Alnylam is paying $175 million in cash and stock for the Sirna assets, with the potential for more plus royalties tied to product success. It joins other companies that have been making recent strides in the field, including Carlsbad, California-based Regulus and Isis Pharmaceuticals Inc. In September, Isis signed a deal with Biogen Idec Inc. for at least $100 million, expanding on three others between the companies in the last two years.
Isis’s first drug, Kynamro, received Food and Drug Administration approval last January to treat homozygous familial hypercholesterolemia, a rare genetic disease characterized by severely high cholesterol. Isis has a deal with Sanofi’s Genzyme unit to sell the drug.
“That was the big milestone for the field,” said Bruce Booth, a partner at Atlas Venture and co-founder of another RNA company, miRagen Therapeutics.

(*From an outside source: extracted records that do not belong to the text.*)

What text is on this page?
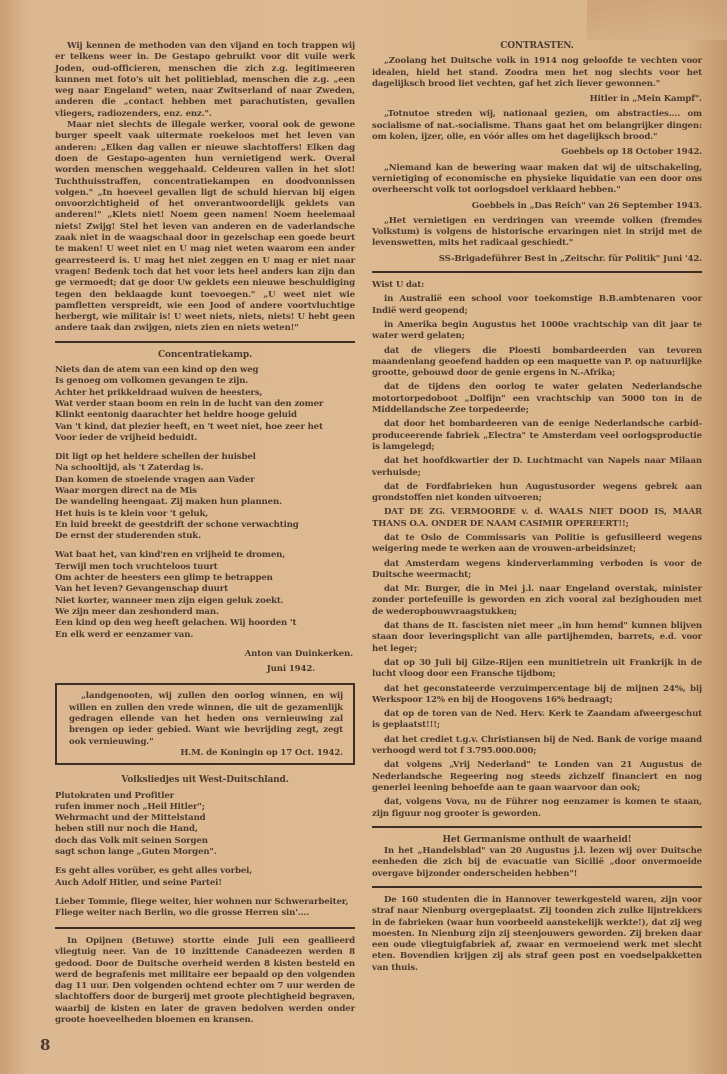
Wij kennen de methoden van den vijand en toch trappen wij er telkens weer in. De Gestapo gebruikt voor dit vuile werk Joden, oud-officieren, menschen die zich z.g. legitimeeren kunnen met foto's uit het politieblad, menschen die z.g. „een weg naar Engeland" weten, naar Zwitserland of naar Zweden, anderen die „contact hebben met parachutisten, gevallen vliegers, radiozenders, enz. enz.".

Maar niet slechts de illegale werker, vooral ook de gewone burger speelt vaak uitermate roekeloos met het leven van anderen: „Elken dag vallen er nieuwe slachtoffers! Elken dag doen de Gestapo-agenten hun vernietigend werk. Overal worden menschen weggehaald. Celdeuren vallen in het slot! Tuchthuisstraffen, concentratiekampen en doodvonnissen volgen." „In hoeveel gevallen ligt de schuld hiervan bij eigen onvoorzichtigheid of het onverantwoordelijk geklets van anderen!" „Klets niet! Noem geen namen! Noem heelemaal niets! Zwijg! Stel het leven van anderen en de vaderlandsche zaak niet in de waagschaal door in gezelschap een goede beurt te maken! U weet niet en U mag niet weten waarom een ander gearresteerd is. U mag het niet zeggen en U mag er niet naar vragen! Bedenk toch dat het voor iets heel anders kan zijn dan ge vermoedt; dat ge door Uw geklets een nieuwe beschuldiging tegen den beklaagde kunt toevoegen." „U weet niet wie pamfletten verspreidt, wie een Jood of andere voortvluchtige herbergt, wie militair is! U weet niets, niets, niets! U hebt geen andere taak dan zwijgen, niets zien en niets weten!"

Concentratiekamp.
Niets dan de atem van een kind op den weg
Is genoeg om volkomen gevangen te zijn.
Achter het prikkeldraad wuiven de heesters,
Wat verder staan boom en rein in de lucht van den zomer
Klinkt eentonig daarachter het heldre hooge geluid
Van 't kind, dat plezier heeft, en 't weet niet, hoe zeer het
Voor ieder de vrijheid beduidt.
Dit ligt op het heldere schellen der huisbel
Na schooltijd, als 't Zaterdag is.
Dan komen de stoeiende vragen aan Vader
Waar morgen direct na de Mis
De wandeling heengaat. Zij maken hun plannen.
Het huis is te klein voor 't geluk,
En luid breekt de geestdrift der schone verwachting
De ernst der studerenden stuk.
Wat baat het, van kind'ren en vrijheid te dromen,
Terwijl men toch vruchteloos tuurt
Om achter de heesters een glimp te betrappen
Van het leven? Gevangenschap duurt
Niet korter, wanneer men zijn eigen geluk zoekt.
We zijn meer dan zeshonderd man.
Een kind op den weg heeft gelachen. Wij hoorden 't
En elk werd er eenzamer van.
Anton van Duinkerken.
Juni 1942.

„landgenooten, wij zullen den oorlog winnen, en wij willen en zullen den vrede winnen, die uit de gezamenlijk gedragen ellende van het heden ons vernieuwing zal brengen op ieder gebied. Want wie bevrijding zegt, zegt ook vernieuwing."

H.M. de Koningin op 17 Oct. 1942.
Volksliedjes uit West-Duitschland.
Plutokraten und Profitler
rufen immer noch „Heil Hitler";
Wehrmacht und der Mittelstand
heben still nur noch die Hand,
doch das Volk mit seinen Sorgen
sagt schon lange „Guten Morgen".
Es geht alles vorüber, es geht alles vorbei,
Auch Adolf Hitler, und seine Partei!
Lieber Tommie, fliege weiter, hier wohnen nur Schwerarbeiter,
Fliege weiter nach Berlin, wo die grosse Herren sin'....

In Opijnen (Betuwe) stortte einde Juli een geallieerd vliegtuig neer. Van de 10 inzittende Canadeezen werden 8 gedood. Door de Duitsche overheid werden 8 kisten besteld en werd de begrafenis met militaire eer bepaald op den volgenden dag 11 uur. Den volgenden ochtend echter om 7 uur werden de slachtoffers door de burgerij met groote plechtigheid begraven, waarbij de kisten en later de graven bedolven werden onder groote hoeveelheden bloemen en kransen.

8
CONTRASTEN.

„Zoolang het Duitsche volk in 1914 nog geloofde te vechten voor idealen, hield het stand. Zoodra men het nog slechts voor het dagelijksch brood liet vechten, gaf het zich liever gewonnen."

Hitler in „Mein Kampf".

„Totnutoe streden wij, nationaal gezien, om abstracties.... om socialisme of nat.-socialisme. Thans gaat het om belangrijker dingen: om kolen, ijzer, olie, en vóór alles om het dagelijksch brood."

Goebbels op 18 October 1942.

„Niemand kan de bewering waar maken dat wij de uitschakeling, vernietiging of economische en physieke liquidatie van een door ons overheerscht volk tot oorlogsdoel verklaard hebben."

Goebbels in „Das Reich" van 26 September 1943.

„Het vernietigen en verdringen van vreemde volken (fremdes Volkstum) is volgens de historische ervaringen niet in strijd met de levenswetten, mits het radicaal geschiedt."

SS-Brigadeführer Best in „Zeitschr. für Politik" Juni '42.
Wist U dat:
in Australië een school voor toekomstige B.B.ambtenaren voor Indië werd geopend;
in Amerika begin Augustus het 1000e vrachtschip van dit jaar te water werd gelaten;
dat de vliegers die Ploesti bombardeerden van tevoren maandenlang geoefend hadden op een maquette van P. op natuurlijke grootte, gebouwd door de genie ergens in N.-Afrika;
dat de tijdens den oorlog te water gelaten Nederlandsche motortorpedoboot „Dolfijn" een vrachtschip van 5000 ton in de Middellandsche Zee torpedeerde;
dat door het bombardeeren van de eenige Nederlandsche carbid-produceerende fabriek „Electra" te Amsterdam veel oorlogsproductie is lamgelegd;
dat het hoofdkwartier der D. Luchtmacht van Napels naar Milaan verhuisde;
dat de Fordfabrieken hun Augustusorder wegens gebrek aan grondstoffen niet konden uitvoeren;
DAT DE ZG. VERMOORDE v. d. WAALS NIET DOOD IS, MAAR THANS O.A. ONDER DE NAAM CASIMIR OPEREERT!!;
dat te Oslo de Commissaris van Politie is gefusilleerd wegens weigering mede te werken aan de vrouwen-arbeidsinzet;
dat Amsterdam wegens kinderverlamming verboden is voor de Duitsche weermacht;
dat Mr. Burger, die in Mei j.l. naar Engeland overstak, minister zonder portefeuille is geworden en zich vooral zal bezighouden met de wederopbouwvraagstukken;
dat thans de It. fascisten niet meer „in hun hemd" kunnen blijven staan door leveringsplicht van alle partijhemden, barrets, e.d. voor het leger;
dat op 30 Juli bij Gilze-Rijen een munitietrein uit Frankrijk in de lucht vloog door een Fransche tijdbom;
dat het geconstateerde verzuimpercentage bij de mijnen 24%, bij Werkspoor 12% en bij de Hoogovens 16% bedraagt;
dat op de toren van de Ned. Herv. Kerk te Zaandam afweergeschut is geplaatst!!!;
dat het crediet t.g.v. Christiansen bij de Ned. Bank de vorige maand verhoogd werd tot f 3.795.000.000;
dat volgens „Vrij Nederland" te Londen van 21 Augustus de Nederlandsche Regeering nog steeds zichzelf financiert en nog generlei leening behoefde aan te gaan waarvoor dan ook;
dat, volgens Vova, nu de Führer nog eenzamer is komen te staan, zijn figuur nog grooter is geworden.
Het Germanisme onthult de waarheid!

In het „Handelsblad" van 20 Augustus j.l. lezen wij over Duitsche eenheden die zich bij de evacuatie van Sicilië „door onvermoeide overgave bijzonder onderscheiden hebben"!

De 160 studenten die in Hannover tewerkgesteld waren, zijn voor straf naar Nienburg overgeplaatst. Zij toonden zich zulke lijntrekkers in de fabrieken (waar hun voorbeeld aanstekelijk werkte!), dat zij weg moesten. In Nienburg zijn zij steenjouwers geworden. Zij breken daar een oude vliegtuigfabriek af, zwaar en vermoeiend werk met slecht eten. Bovendien krijgen zij als straf geen post en voedselpakketten van thuis.
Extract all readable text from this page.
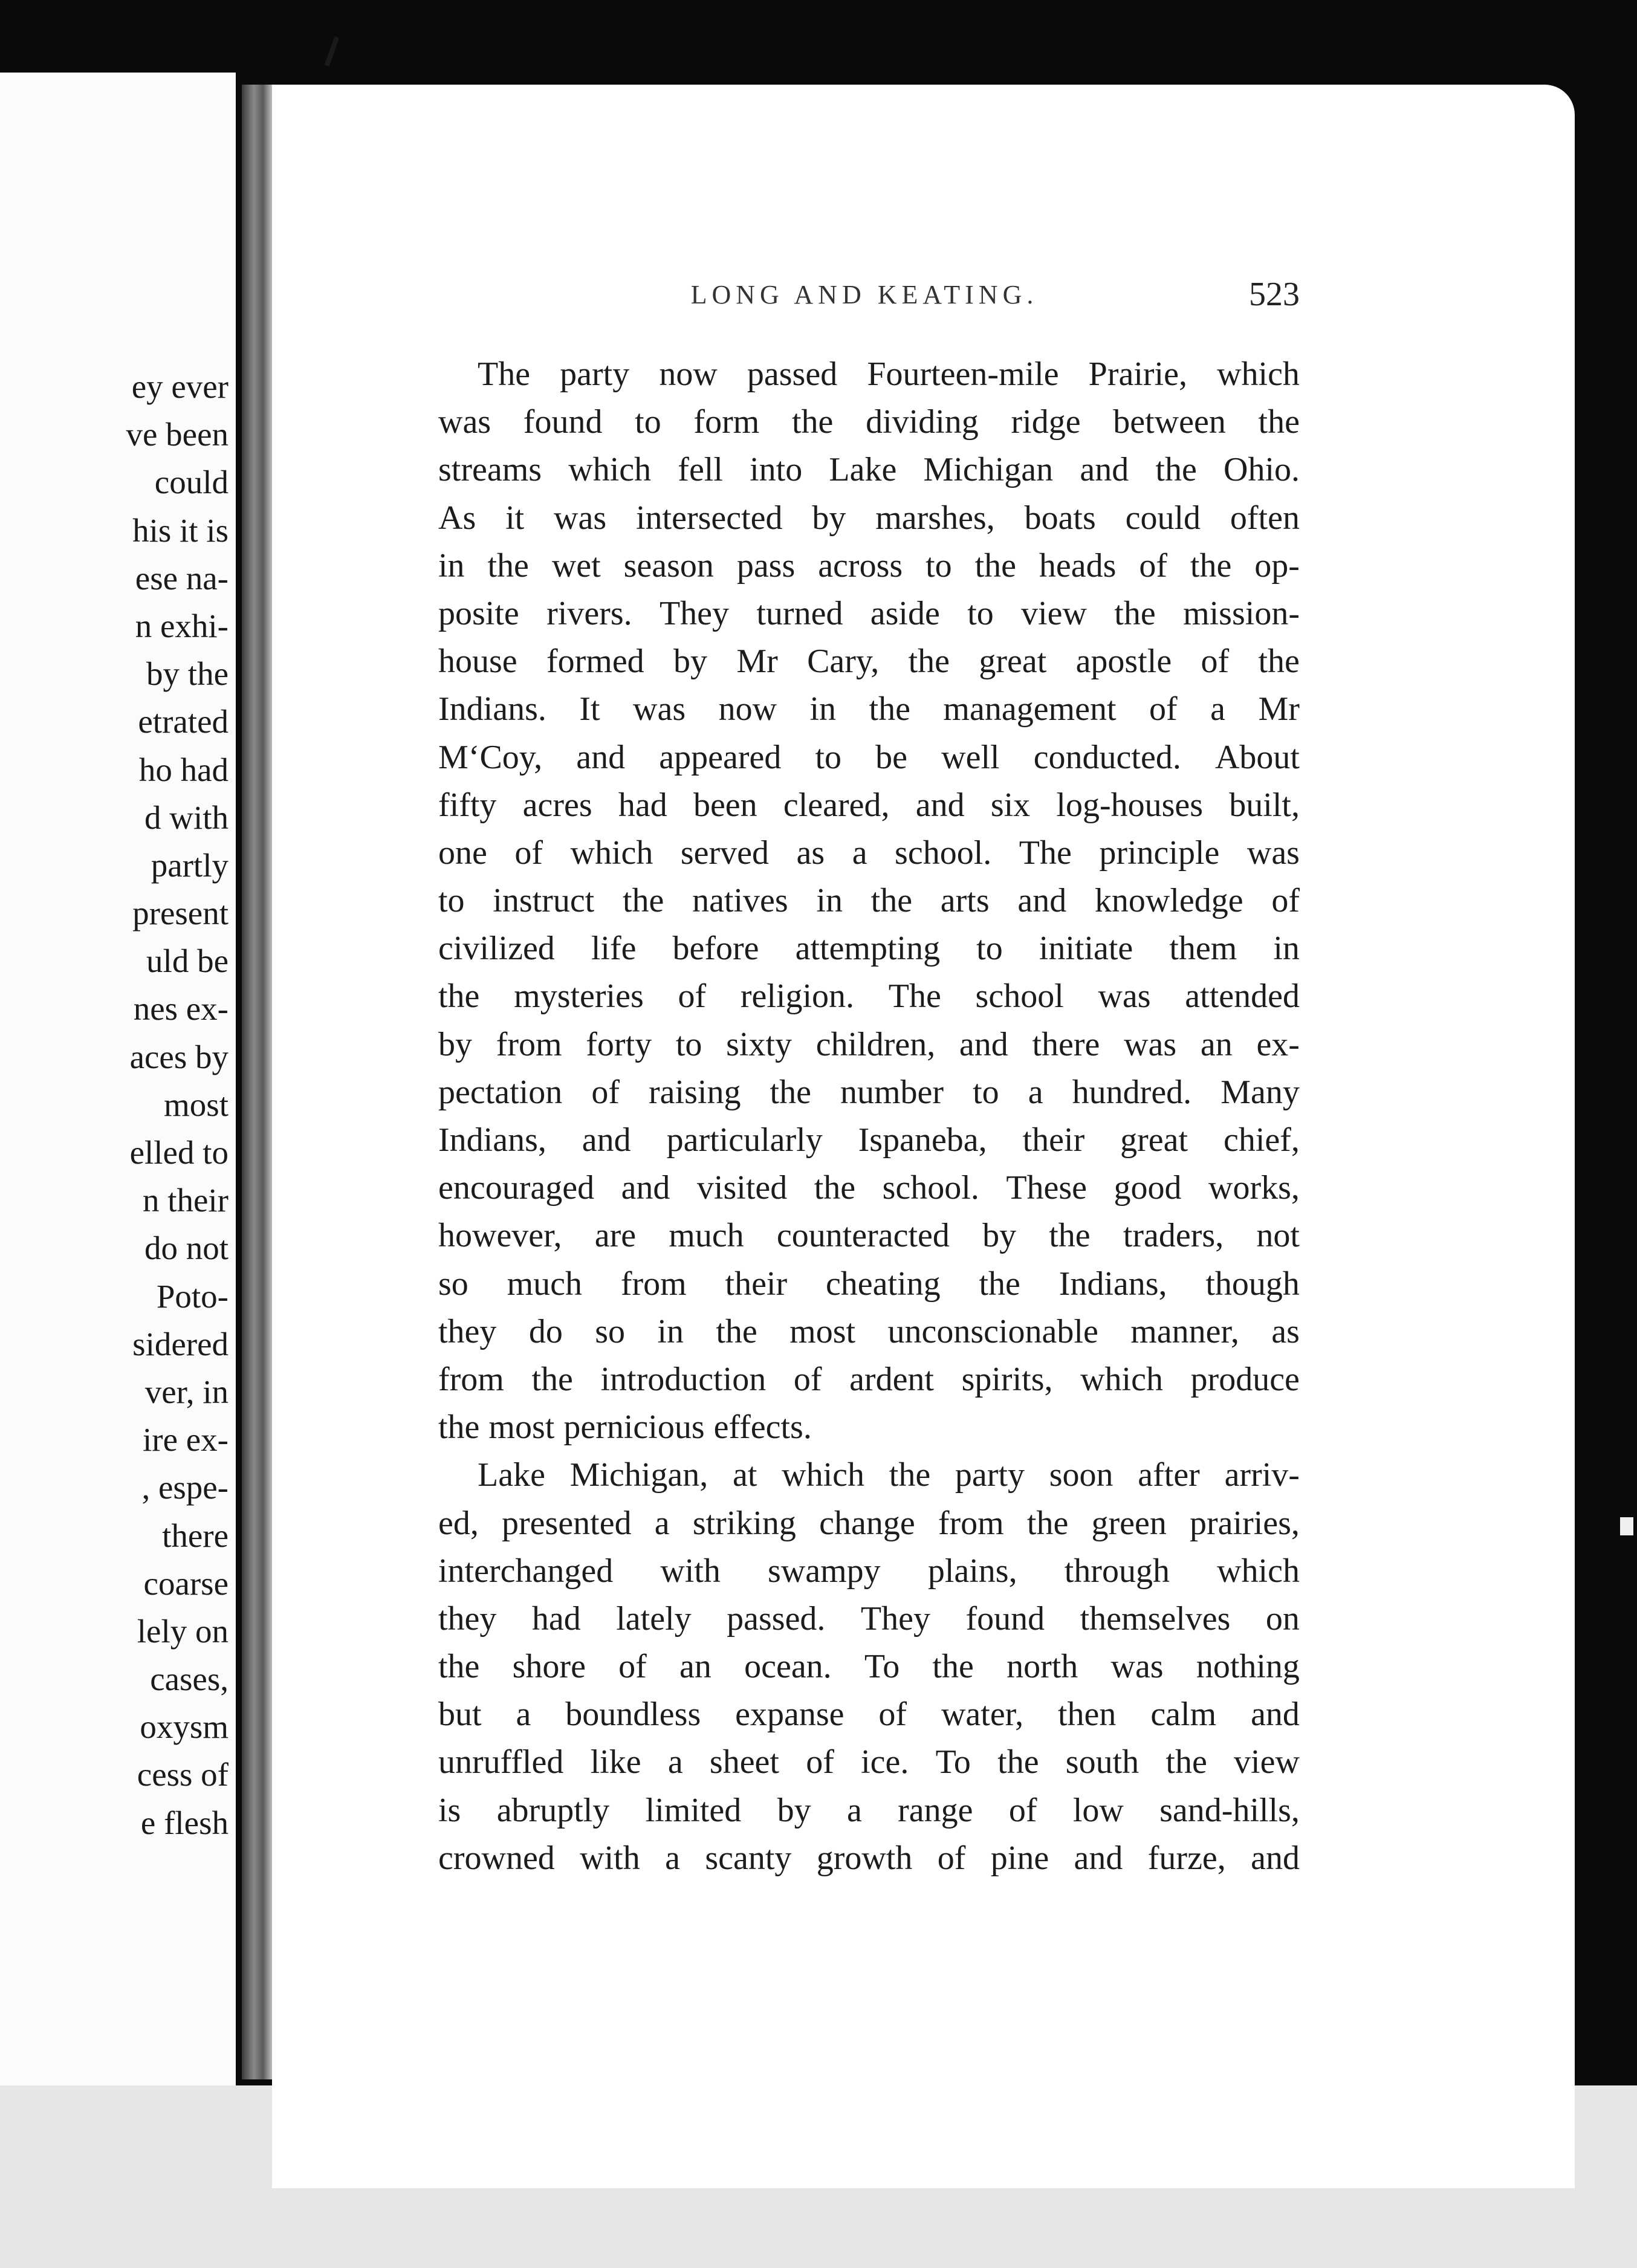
ey ever
ve been
could
his it is
ese na-
n exhi-
by the
etrated
ho had
d with
partly
present
uld be
nes ex-
aces by
most
elled to
n their
do not
Poto-
sidered
ver, in
ire ex-
, espe-
there
coarse
lely on
cases,
oxysm
cess of
e flesh
LONG AND KEATING.	523
The party now passed Fourteen-mile Prairie, which
was found to form the dividing ridge between the
streams which fell into Lake Michigan and the Ohio.
As it was intersected by marshes, boats could often
in the wet season pass across to the heads of the op-
posite rivers. They turned aside to view the mission-
house formed by Mr Cary, the great apostle of the
Indians. It was now in the management of a Mr
M‘Coy, and appeared to be well conducted. About
fifty acres had been cleared, and six log-houses built,
one of which served as a school. The principle was
to instruct the natives in the arts and knowledge of
civilized life before attempting to initiate them in
the mysteries of religion. The school was attended
by from forty to sixty children, and there was an ex-
pectation of raising the number to a hundred. Many
Indians, and particularly Ispaneba, their great chief,
encouraged and visited the school. These good works,
however, are much counteracted by the traders, not
so much from their cheating the Indians, though
they do so in the most unconscionable manner, as
from the introduction of ardent spirits, which produce
the most pernicious effects.
Lake Michigan, at which the party soon after arriv-
ed, presented a striking change from the green prairies,
interchanged with swampy plains, through which
they had lately passed. They found themselves on
the shore of an ocean. To the north was nothing
but a boundless expanse of water, then calm and
unruffled like a sheet of ice. To the south the view
is abruptly limited by a range of low sand-hills,
crowned with a scanty growth of pine and furze, and
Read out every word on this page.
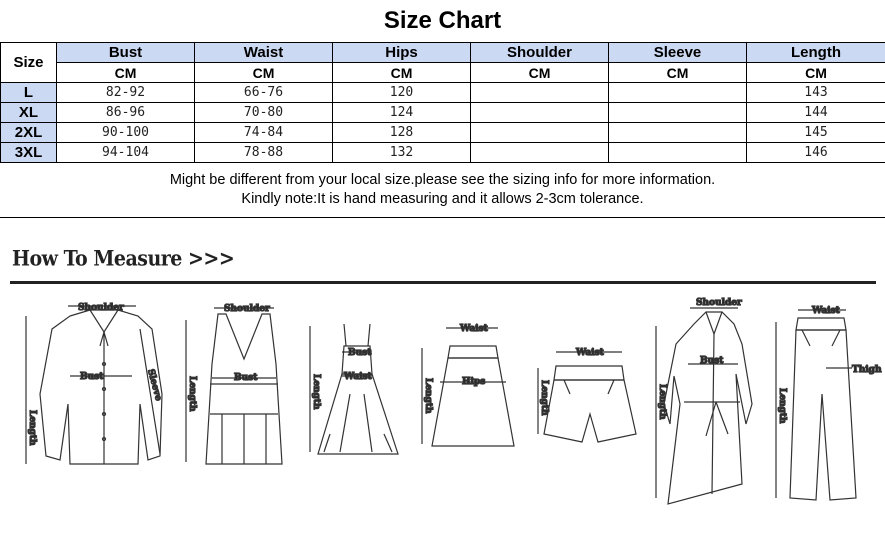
Size Chart
Size	Bust	Waist	Hips	Shoulder	Sleeve	Length
	CM	CM	CM	CM	CM	CM
L	82-92	66-76	120			143
XL	86-96	70-80	124			144
2XL	90-100	74-84	128			145
3XL	94-104	78-88	132			146
Might be different from your local size.please see the sizing info for more information.
Kindly note:It is hand measuring and it allows 2-3cm tolerance.
How To Measure >>>
Shoulder
Bust
Length
Sleeve
Shoulder
Bust
Length
Bust
Waist
Length
Waist
Hips
Length
Waist
Length
Shoulder
Bust
Length
Waist
Thigh
Length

Kynamro is the first RNA therapeutic to be administered systemically, rather than in a specific location such as the eye, he said.
Delivery methods for other RNA treatments remain a concern. Alnylam has had success working on targets in the liver; Biogen and Isis’s experimental drug for spinal muscular atrophy is injected directly into the spinal fluid.
Still, the opportunities for RNA therapeutics are vast, said Jean-Francois Formela, a partner with Atlas Venture and co-founder of RaNA Therapeutics, a closely held company targeting RNA. In addition to silencing production of bad proteins, Formela said there is potential to turn on specific genes to gain lost function.
“We’re really at the early age of RNA biology,” Formela said.